Another neat thing is that the electrolytes are a different colour for each charge state, (see image) so you can measure how much charge is left in the battery by eye. Vanadium batteries are not damaged by overcharging of overdraining, and you can access all the energy stored in them.
Ok obviously there is a catch or we’d all be using them right now. Actually, on their invention there we a lot of catches. When Skyllas-Kazacos first demonstrated the idea worked the membranes available were bad and limited performance. That’s largely been fixed. Other problems remain, like the fact that the energy density is quite low so the batteries are large and bulky. Some people think they have an answer to that, but Skyllas-Kazacos is not convinced they’ve nailed it yet. Another problem, possibly also solved by the same research, is that the batteries only work well at a limited range of temperatures. This is a problem, but nothing that can’t be fixed with some good insulation, at least when you are talking about a back-up for standing energy.
Some have proposed vanadium batteries for cars, and they do offer a lot of potential there. If you run out of juice you wouldn’t need to spend hours charging your battery up, or replacing the whole thing on the Better Place model, you’d just roll into a power station, change over the electrolyte in minutes and leave the used electrolyte behind to be recharged by the station.
To get there we’re going to have to make a lot of improvements – energy density and temperature range in particular. However, if you’re talking about providing storage for wind or solar systems such developments aren’t needed, it’s just about getting the cost down through more efficient manufacturing processes.
All of this didn’t count for much in the days when solar and wind were really expensive.

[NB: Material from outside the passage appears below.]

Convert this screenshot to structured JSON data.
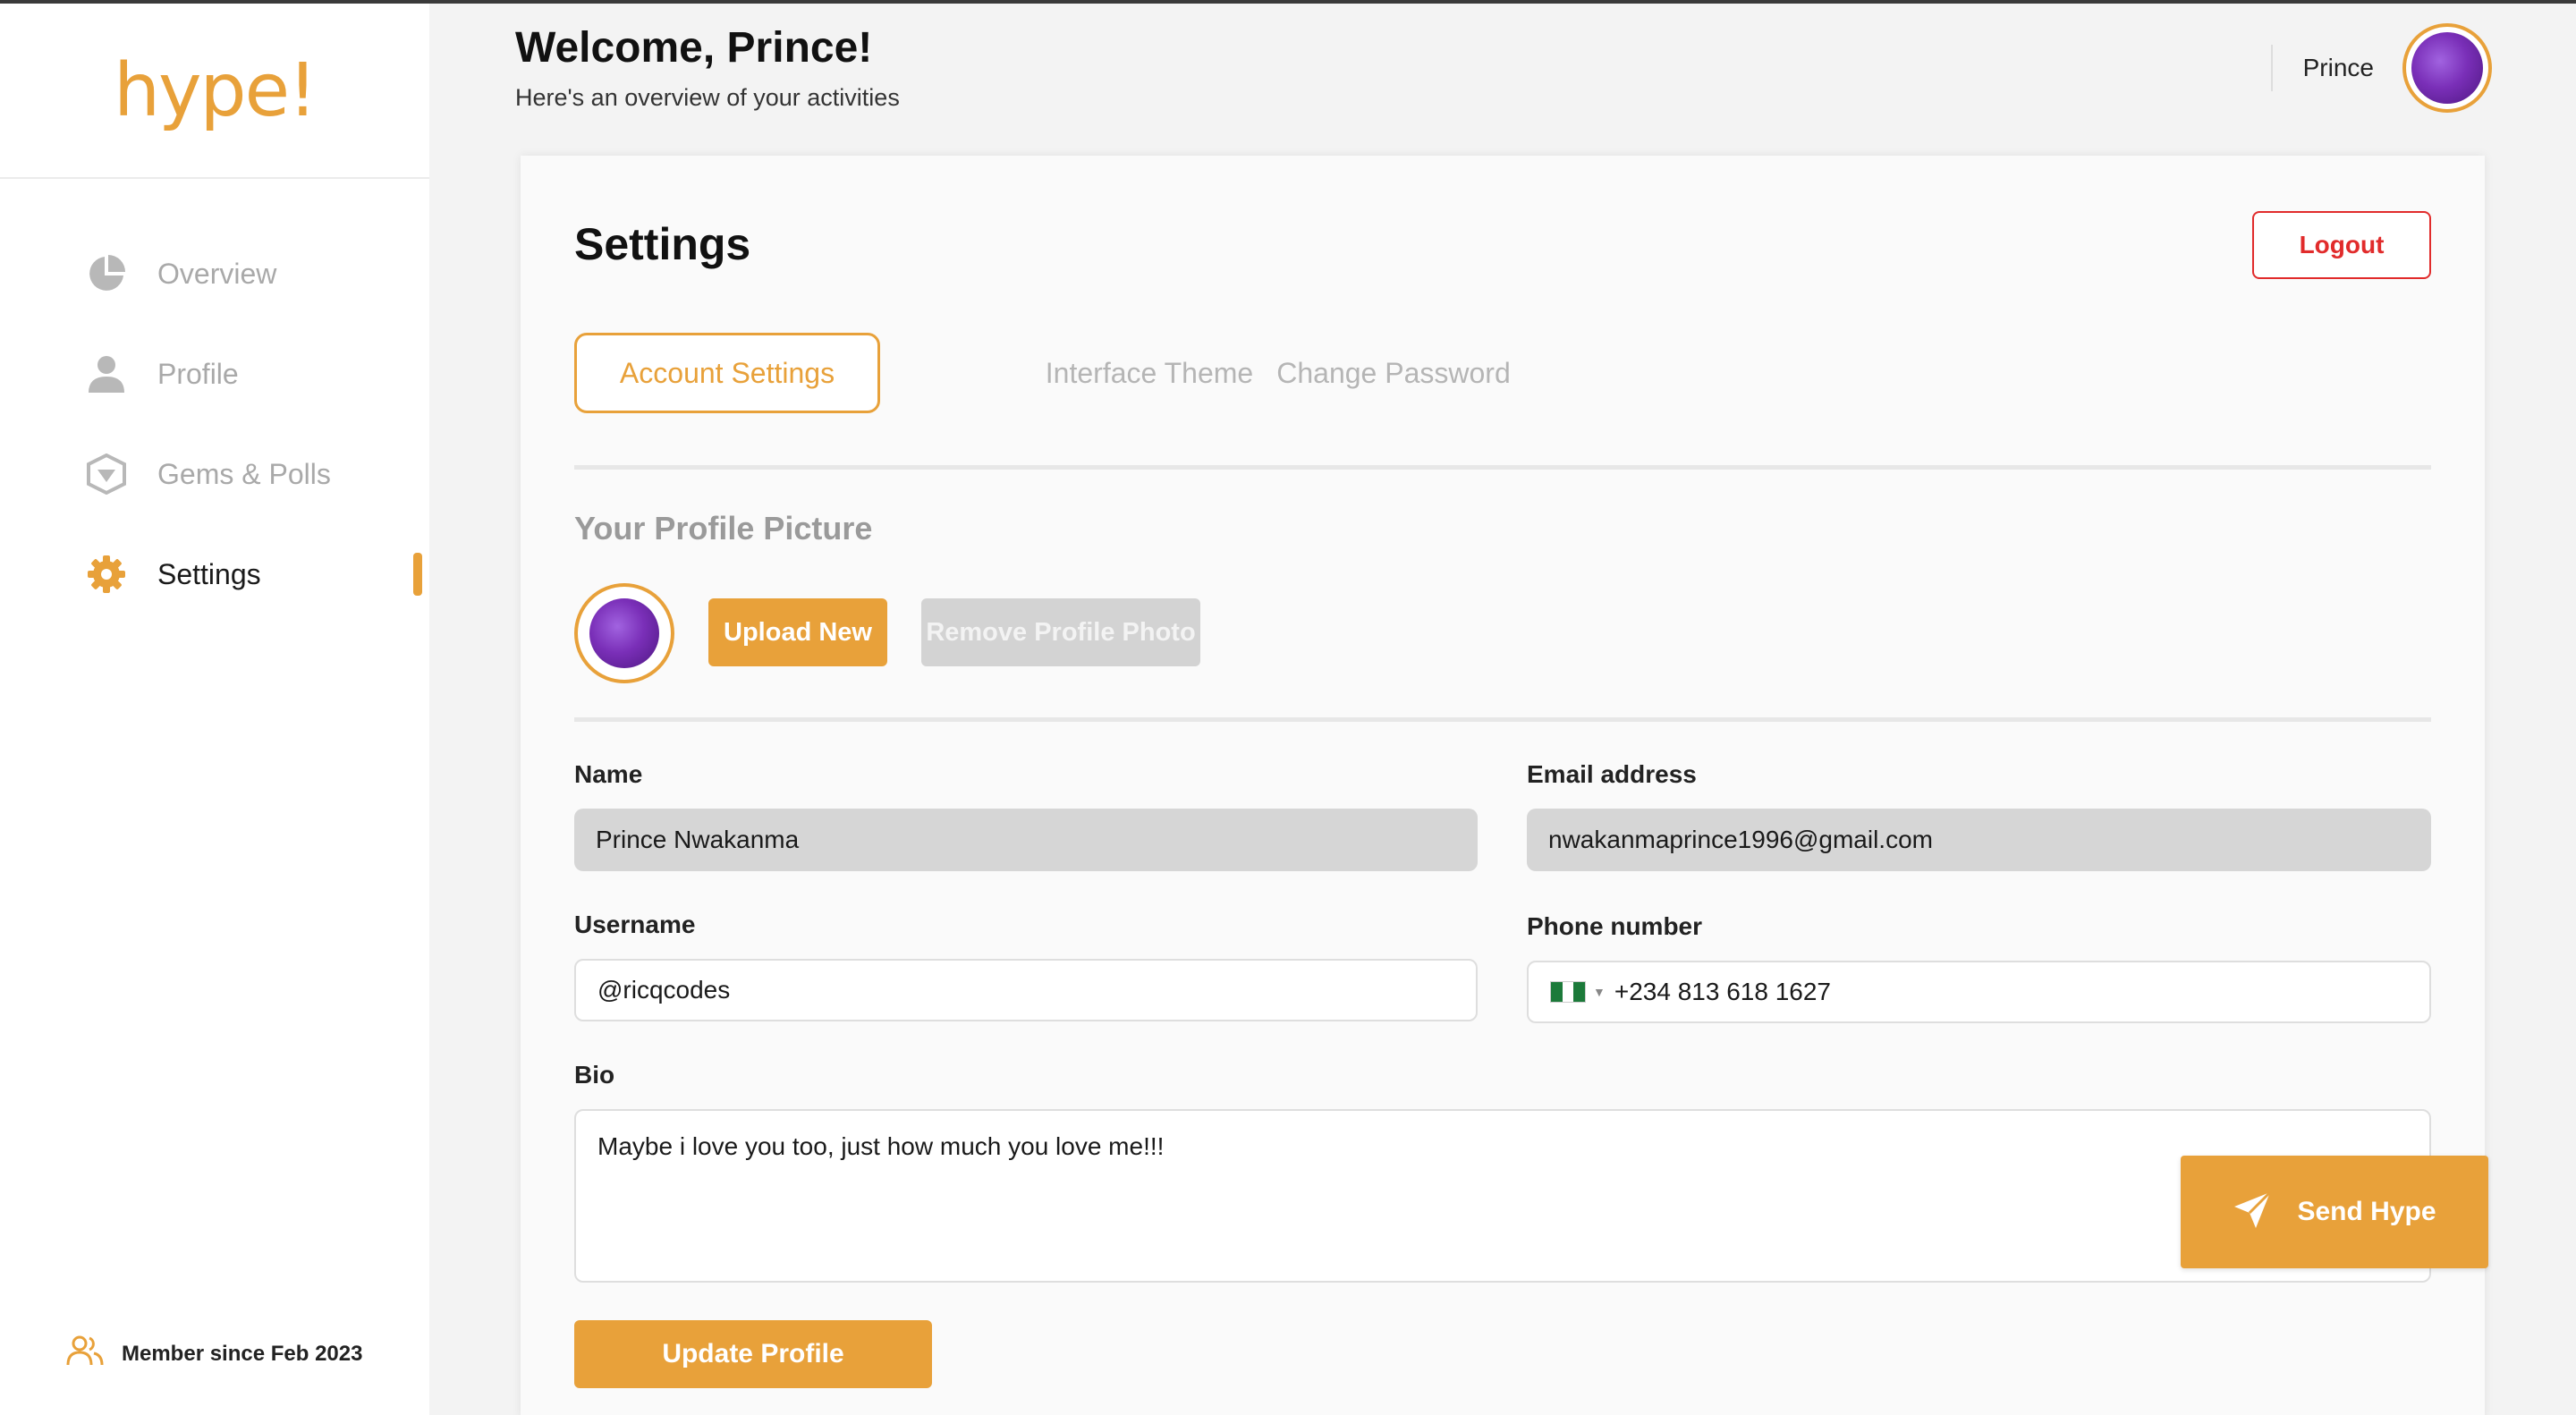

However, wind in many locations is now cheaper per kilowhat hour than coal, even without properly pricing carbon dioxide or more local pollutants. Solar costs a lot more, but as I regularly note, the price is falling so fast this won’t be the case for long.
Obviously it’s never going to be free to provide the back-up solar and wind need, but we’ve reached the point where all that is needed to bring the price of renewables plus storage into the same ballpark as coal is economies of scale from greater production. New technological breakthroughs would be nice, but they’re icing on the cake. Factor in a price on carbon and any location with a reasonable amount of sun and wind compared to the demand can be run this way. It’ll be harder where only one form of renewable energy is abundantly available, because the back-up will have to last a lot longer, but that’s certainly not Australia’s problem.